Est-ce qu'il vous arrive comme moi de pratiquer la photographie mentale ? Lorsque je quitte un lieu chargé d'émotions parce que j'y ai vécu quelque chose de très fort et que je sais que je ne reverrai plus jamais cet endroit, je le photographie avec mes yeux, je ferme les paupières comme si c'était l'obturateur d'un appareil photo, j'y mets tout mon coeur pour que l'image s'imprime en moi, puis je rouvre les yeux, voilà c'est fait, cela n'aura duré que quelques secondes. La photo sera en moi à jamais. Je suis sûr que cela vous arrive aussi, dites-moi...
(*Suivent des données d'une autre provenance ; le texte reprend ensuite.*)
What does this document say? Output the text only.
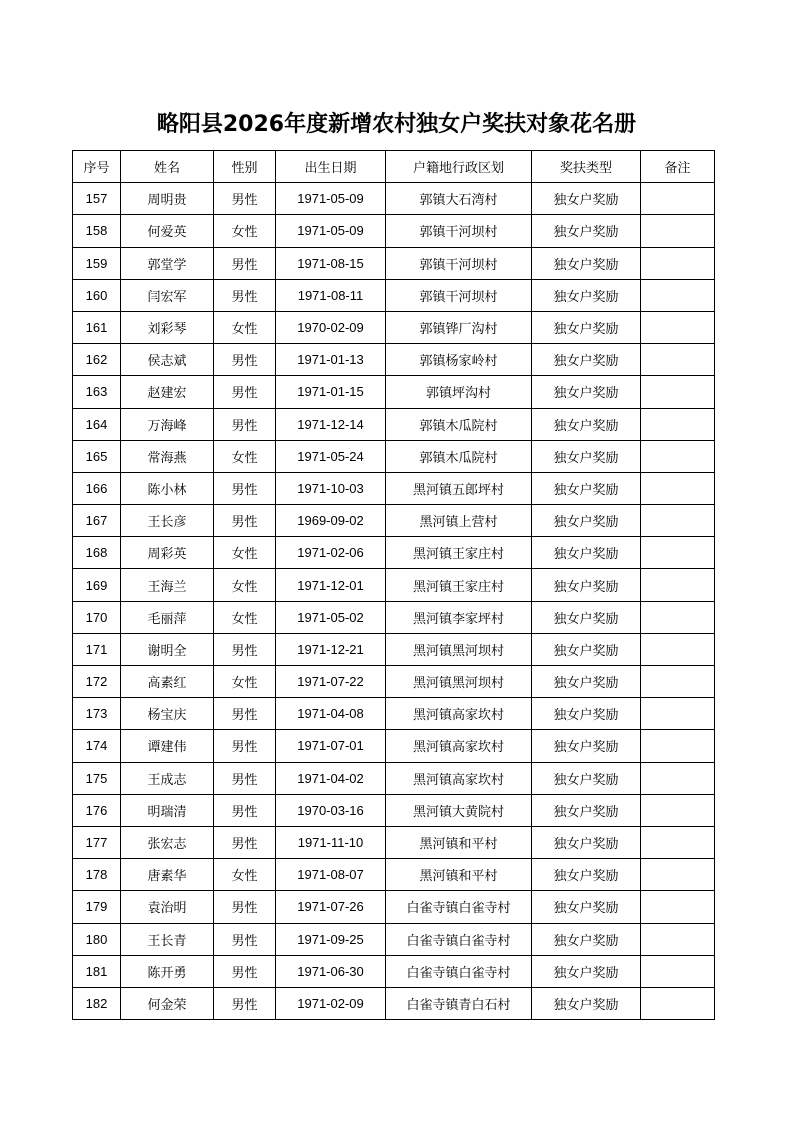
略阳县2026年度新增农村独女户奖扶对象花名册
序号	姓名	性别	出生日期	户籍地行政区划	奖扶类型	备注
157	周明贵	男性	1971-05-09	郭镇大石湾村	独女户奖励	
158	何爱英	女性	1971-05-09	郭镇干河坝村	独女户奖励	
159	郭堂学	男性	1971-08-15	郭镇干河坝村	独女户奖励	
160	闫宏军	男性	1971-08-11	郭镇干河坝村	独女户奖励	
161	刘彩琴	女性	1970-02-09	郭镇铧厂沟村	独女户奖励	
162	侯志斌	男性	1971-01-13	郭镇杨家岭村	独女户奖励	
163	赵建宏	男性	1971-01-15	郭镇坪沟村	独女户奖励	
164	万海峰	男性	1971-12-14	郭镇木瓜院村	独女户奖励	
165	常海燕	女性	1971-05-24	郭镇木瓜院村	独女户奖励	
166	陈小林	男性	1971-10-03	黑河镇五郎坪村	独女户奖励	
167	王长彦	男性	1969-09-02	黑河镇上营村	独女户奖励	
168	周彩英	女性	1971-02-06	黑河镇王家庄村	独女户奖励	
169	王海兰	女性	1971-12-01	黑河镇王家庄村	独女户奖励	
170	毛丽萍	女性	1971-05-02	黑河镇李家坪村	独女户奖励	
171	谢明全	男性	1971-12-21	黑河镇黑河坝村	独女户奖励	
172	高素红	女性	1971-07-22	黑河镇黑河坝村	独女户奖励	
173	杨宝庆	男性	1971-04-08	黑河镇高家坎村	独女户奖励	
174	谭建伟	男性	1971-07-01	黑河镇高家坎村	独女户奖励	
175	王成志	男性	1971-04-02	黑河镇高家坎村	独女户奖励	
176	明瑞清	男性	1970-03-16	黑河镇大黄院村	独女户奖励	
177	张宏志	男性	1971-11-10	黑河镇和平村	独女户奖励	
178	唐素华	女性	1971-08-07	黑河镇和平村	独女户奖励	
179	袁治明	男性	1971-07-26	白雀寺镇白雀寺村	独女户奖励	
180	王长青	男性	1971-09-25	白雀寺镇白雀寺村	独女户奖励	
181	陈开勇	男性	1971-06-30	白雀寺镇白雀寺村	独女户奖励	
182	何金荣	男性	1971-02-09	白雀寺镇青白石村	独女户奖励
Ceux qui ont lu le dimanche des mères, ceux qui ont aimé ce livre, savent à quoi je fais allusion : cette chambre que Jane photographie elle aussi mentalement avant de la quitter, parce qu'elle y entre pour la première fois et aussi pour la seule fois de sa vie, parce que cette chambre est justement un endroit chargé d'émotions, un lieu d'amour, un lieu de transgression aussi, puisque sa condition de bonne l'en interdit l'accès. C'est un lieu de passage au sens où elle s'apprête dans cette chambre à passer d'un versant à l'autre de son existence... Elle ne sait pas encore qu'à cet instant d'autres événements viendront plus tard accroître la charge émotionnelle de ce lieu...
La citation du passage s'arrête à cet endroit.